Parasite : la fin expliquée, Ki-woo achète-t-il vraiment la maison ?
@allociné

Pendant quelques instants, la fin de Parasite semble offrir au spectateur exactement ce qu’il espérait encore obtenir. Ki-woo a survécu. Il a découvert que son père, Ki-taek, se cachait toujours dans le bunker de l’ancienne maison des Park. Il imagine alors un plan simple : travailler, gagner suffisamment d’argent, acheter un jour cette maison et permettre enfin à son père de sortir de sa cachette. Bong Joon-ho nous montre même ce futur. Ki-woo devient propriétaire, entre dans le jardin et retrouve Ki-taek, qui remonte vers lui.

Puis le film revient brutalement dans le semi-sous-sol.

Ki-woo n’a pas acheté la maison. Son père n’est pas sorti du bunker. La réunion que nous venons de voir n’a pas eu lieu.

Ce dernier mouvement de caméra change complètement la signification de la fin de Parasite. Là où quelques secondes pourraient laisser croire à un épilogue optimiste, Bong Joon-ho révèle qu’il vient seulement de nous montrer ce que Ki-woo espère accomplir, pas ce qu’il accomplira réellement. Le réalisateur l’a depuis confirmé sans véritable ambiguïté : pour lui, le jeune homme n’a pratiquement aucune chance d’acheter cette propriété.

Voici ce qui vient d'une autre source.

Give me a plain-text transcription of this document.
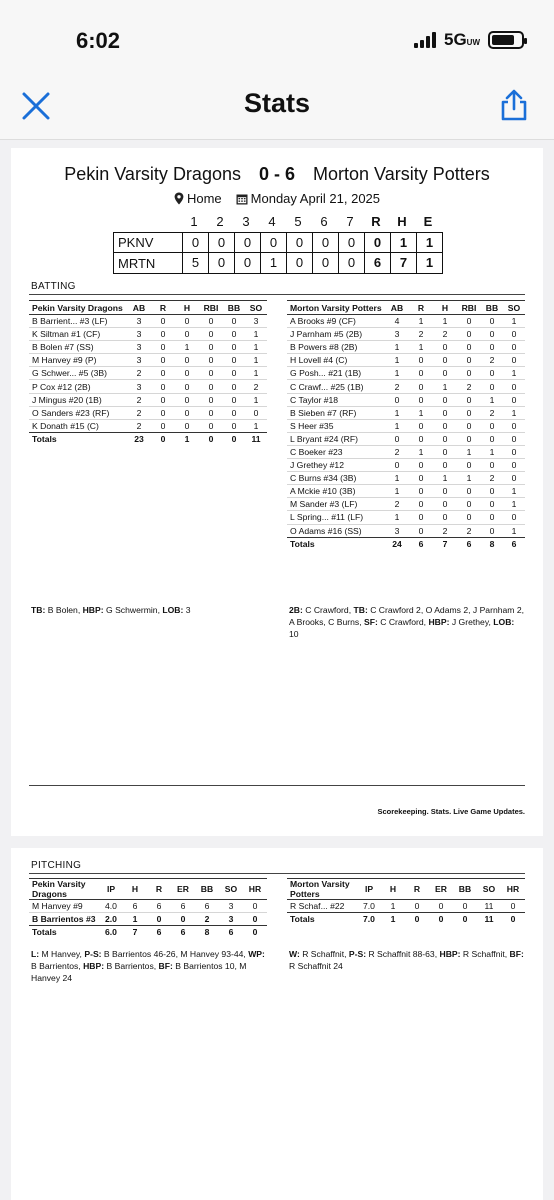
6:02	5GUW
Stats
Pekin Varsity Dragons 0 - 6 Morton Varsity Potters
Home Monday April 21, 2025
1	2	3	4	5	6	7	R	H	E
PKNV	0	0	0	0	0	0	0	0	1	1
MRTN	5	0	0	1	0	0	0	6	7	1
BATTING
Pekin Varsity Dragons	AB	R	H	RBI	BB	SO
B Barrient... #3 (LF)	3	0	0	0	0	3
K Siltman #1 (CF)	3	0	0	0	0	1
B Bolen #7 (SS)	3	0	1	0	0	1
M Hanvey #9 (P)	3	0	0	0	0	1
G Schwer... #5 (3B)	2	0	0	0	0	1
P Cox #12 (2B)	3	0	0	0	0	2
J Mingus #20 (1B)	2	0	0	0	0	1
O Sanders #23 (RF)	2	0	0	0	0	0
K Donath #15 (C)	2	0	0	0	0	1
Totals	23	0	1	0	0	11
Morton Varsity Potters	AB	R	H	RBI	BB	SO
A Brooks #9 (CF)	4	1	1	0	0	1
J Parnham #5 (2B)	3	2	2	0	0	0
B Powers #8 (2B)	1	1	0	0	0	0
H Lovell #4 (C)	1	0	0	0	2	0
G Posh... #21 (1B)	1	0	0	0	0	1
C Crawf... #25 (1B)	2	0	1	2	0	0
C Taylor #18	0	0	0	0	1	0
B Sieben #7 (RF)	1	1	0	0	2	1
S Heer #35	1	0	0	0	0	0
L Bryant #24 (RF)	0	0	0	0	0	0
C Boeker #23	2	1	0	1	1	0
J Grethey #12	0	0	0	0	0	0
C Burns #34 (3B)	1	0	1	1	2	0
A Mckie #10 (3B)	1	0	0	0	0	1
M Sander #3 (LF)	2	0	0	0	0	1
L Spring... #11 (LF)	1	0	0	0	0	0
O Adams #16 (SS)	3	0	2	2	0	1
Totals	24	6	7	6	8	6
TB: B Bolen, HBP: G Schwermin, LOB: 3	2B: C Crawford, TB: C Crawford 2, O Adams 2, J Parnham 2, A Brooks, C Burns, SF: C Crawford, HBP: J Grethey, LOB: 10
Scorekeeping. Stats. Live Game Updates.
PITCHING
Pekin Varsity Dragons	IP	H	R	ER	BB	SO	HR
M Hanvey #9	4.0	6	6	6	6	3	0
B Barrientos #3	2.0	1	0	0	2	3	0
Totals	6.0	7	6	6	8	6	0
Morton Varsity Potters	IP	H	R	ER	BB	SO	HR
R Schaf... #22	7.0	1	0	0	0	11	0
Totals	7.0	1	0	0	0	11	0
L: M Hanvey, P-S: B Barrientos 46-26, M Hanvey 93-44, WP: B Barrientos, HBP: B Barrientos, BF: B Barrientos 10, M Hanvey 24
W: R Schaffnit, P-S: R Schaffnit 88-63, HBP: R Schaffnit, BF: R Schaffnit 24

La cruauté de la conclusion vient précisément de là. Ki-woo sort du film avec un plan, mais Parasite a passé plus de deux heures à montrer pourquoi les plans ne suffisent pas toujours à sortir de la place que la société vous assigne.

Que se passe-t-il réellement à la fin de Parasite ?

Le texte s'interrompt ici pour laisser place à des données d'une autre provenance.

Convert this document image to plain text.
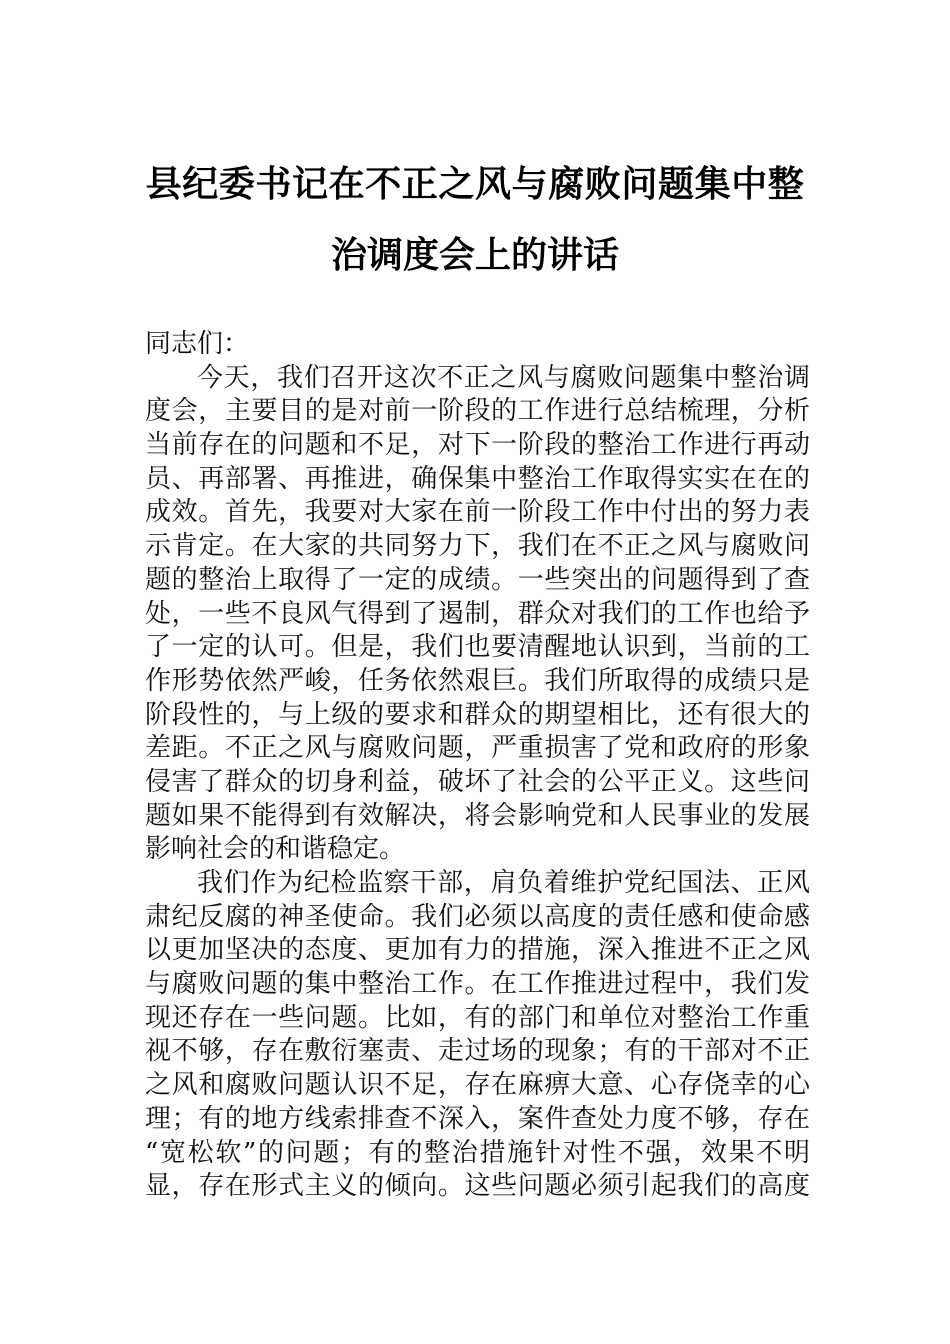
县纪委书记在不正之风与腐败问题集中整
治调度会上的讲话
同志们：
今天，我们召开这次不正之风与腐败问题集中整治调
度会，主要目的是对前一阶段的工作进行总结梳理，分析
当前存在的问题和不足，对下一阶段的整治工作进行再动
员、再部署、再推进，确保集中整治工作取得实实在在的
成效。首先，我要对大家在前一阶段工作中付出的努力表
示肯定。在大家的共同努力下，我们在不正之风与腐败问
题的整治上取得了一定的成绩。一些突出的问题得到了查
处，一些不良风气得到了遏制，群众对我们的工作也给予
了一定的认可。但是，我们也要清醒地认识到，当前的工
作形势依然严峻，任务依然艰巨。我们所取得的成绩只是
阶段性的，与上级的要求和群众的期望相比，还有很大的
差距。不正之风与腐败问题，严重损害了党和政府的形象
侵害了群众的切身利益，破坏了社会的公平正义。这些问
题如果不能得到有效解决，将会影响党和人民事业的发展
影响社会的和谐稳定。
我们作为纪检监察干部，肩负着维护党纪国法、正风
肃纪反腐的神圣使命。我们必须以高度的责任感和使命感
以更加坚决的态度、更加有力的措施，深入推进不正之风
与腐败问题的集中整治工作。在工作推进过程中，我们发
现还存在一些问题。比如，有的部门和单位对整治工作重
视不够，存在敷衍塞责、走过场的现象；有的干部对不正
之风和腐败问题认识不足，存在麻痹大意、心存侥幸的心
理；有的地方线索排查不深入，案件查处力度不够，存在
“宽松软”的问题；有的整治措施针对性不强，效果不明
显，存在形式主义的倾向。这些问题必须引起我们的高度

Après la violence de la fête d’anniversaire, la famille Kim est détruite.

Ki-jung meurt de ses blessures. Ki-woo survit après avoir été violemment frappé à la tête par Geun-sae. Chung-sook reste avec son fils, tandis que Ki-taek disparaît après avoir tué M. Park dans un geste impulsif provoqué par une accumulation de colère, d’humiliation et de dégoût.

La police recherche Ki-taek sans parvenir à le retrouver.

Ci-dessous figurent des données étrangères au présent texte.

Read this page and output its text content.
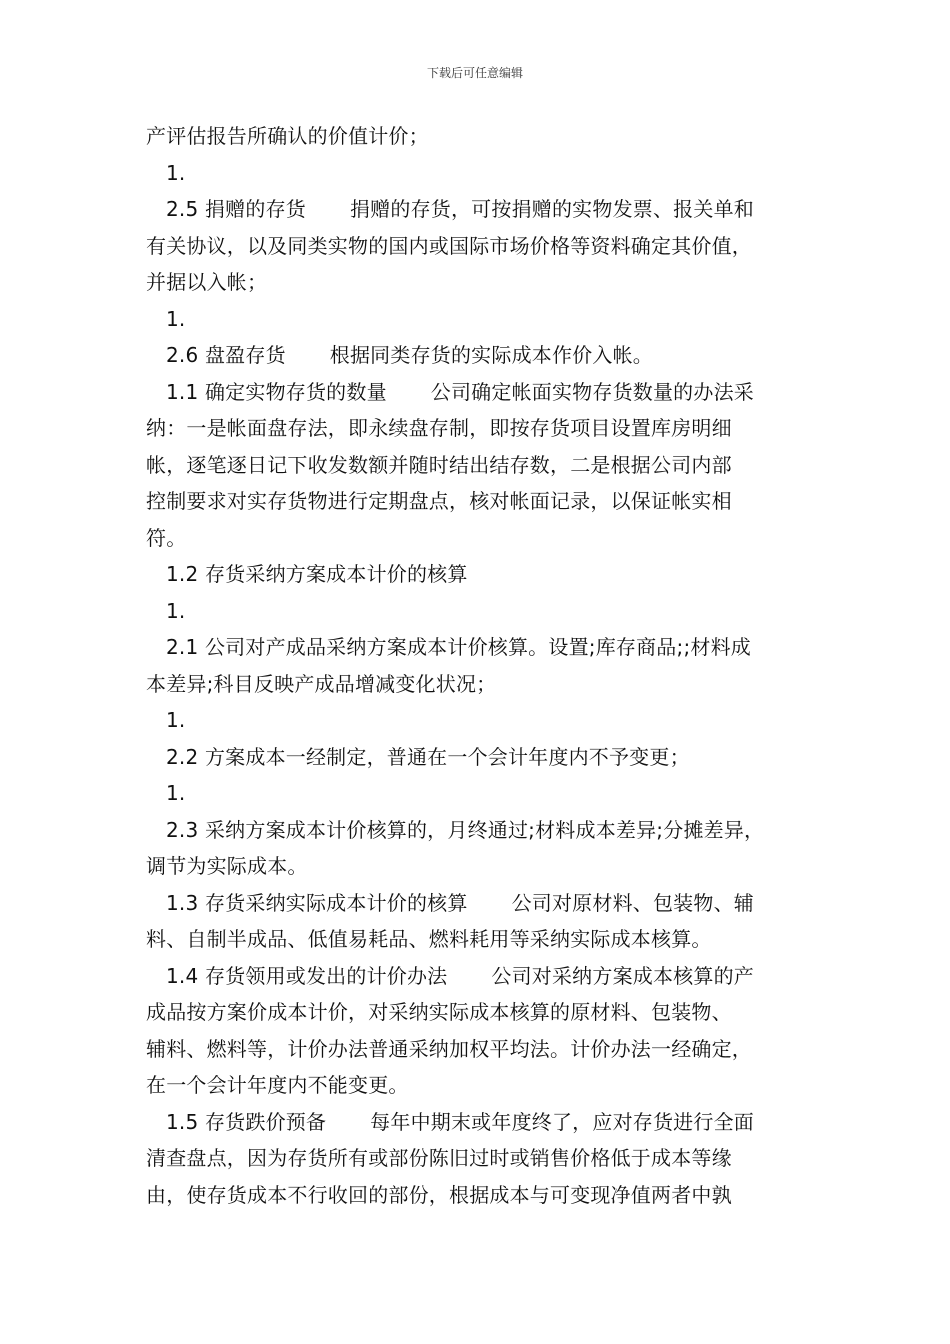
下载后可任意编辑
产评估报告所确认的价值计价；
1.
2.5 捐赠的存货 捐赠的存货，可按捐赠的实物发票、报关单和
有关协议，以及同类实物的国内或国际市场价格等资料确定其价值，
并据以入帐；
1.
2.6 盘盈存货 根据同类存货的实际成本作价入帐。
1.1 确定实物存货的数量 公司确定帐面实物存货数量的办法采
纳：一是帐面盘存法，即永续盘存制，即按存货项目设置库房明细
帐，逐笔逐日记下收发数额并随时结出结存数，二是根据公司内部
控制要求对实存货物进行定期盘点，核对帐面记录，以保证帐实相
符。
1.2 存货采纳方案成本计价的核算
1.
2.1 公司对产成品采纳方案成本计价核算。设置;库存商品;;材料成
本差异;科目反映产成品增减变化状况；
1.
2.2 方案成本一经制定，普通在一个会计年度内不予变更；
1.
2.3 采纳方案成本计价核算的，月终通过;材料成本差异;分摊差异，
调节为实际成本。
1.3 存货采纳实际成本计价的核算 公司对原材料、包装物、辅
料、自制半成品、低值易耗品、燃料耗用等采纳实际成本核算。
1.4 存货领用或发出的计价办法 公司对采纳方案成本核算的产
成品按方案价成本计价，对采纳实际成本核算的原材料、包装物、
辅料、燃料等，计价办法普通采纳加权平均法。计价办法一经确定，
在一个会计年度内不能变更。
1.5 存货跌价预备 每年中期末或年度终了，应对存货进行全面
清查盘点，因为存货所有或部份陈旧过时或销售价格低于成本等缘
由，使存货成本不行收回的部份，根据成本与可变现净值两者中孰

Bien plus tard, Ki-woo retourne observer l’ancienne maison des Park depuis la colline. La propriété a été vendue à une autre famille, qui ignore complètement l’existence du bunker secret construit sous la maison.

En regardant les lumières, Ki-woo remarque un rythme inhabituel. Il comprend progressivement qu’il s’agit de morse.

Son père est vivant.

Ki-taek s’est réfugié dans le bunker après le meurtre de M. Park et y mène désormais une existence similaire à celle de Geun-sae avant lui. Il monte parfois dans la maison lorsqu’elle est vide pour voler de la nourriture et utilise l’éclairage pour envoyer un message que personne n’est censé remarquer.

Ki-woo le déchiffre.

À partir de là, le film bascule dans quelque chose de beaucoup plus subjectif.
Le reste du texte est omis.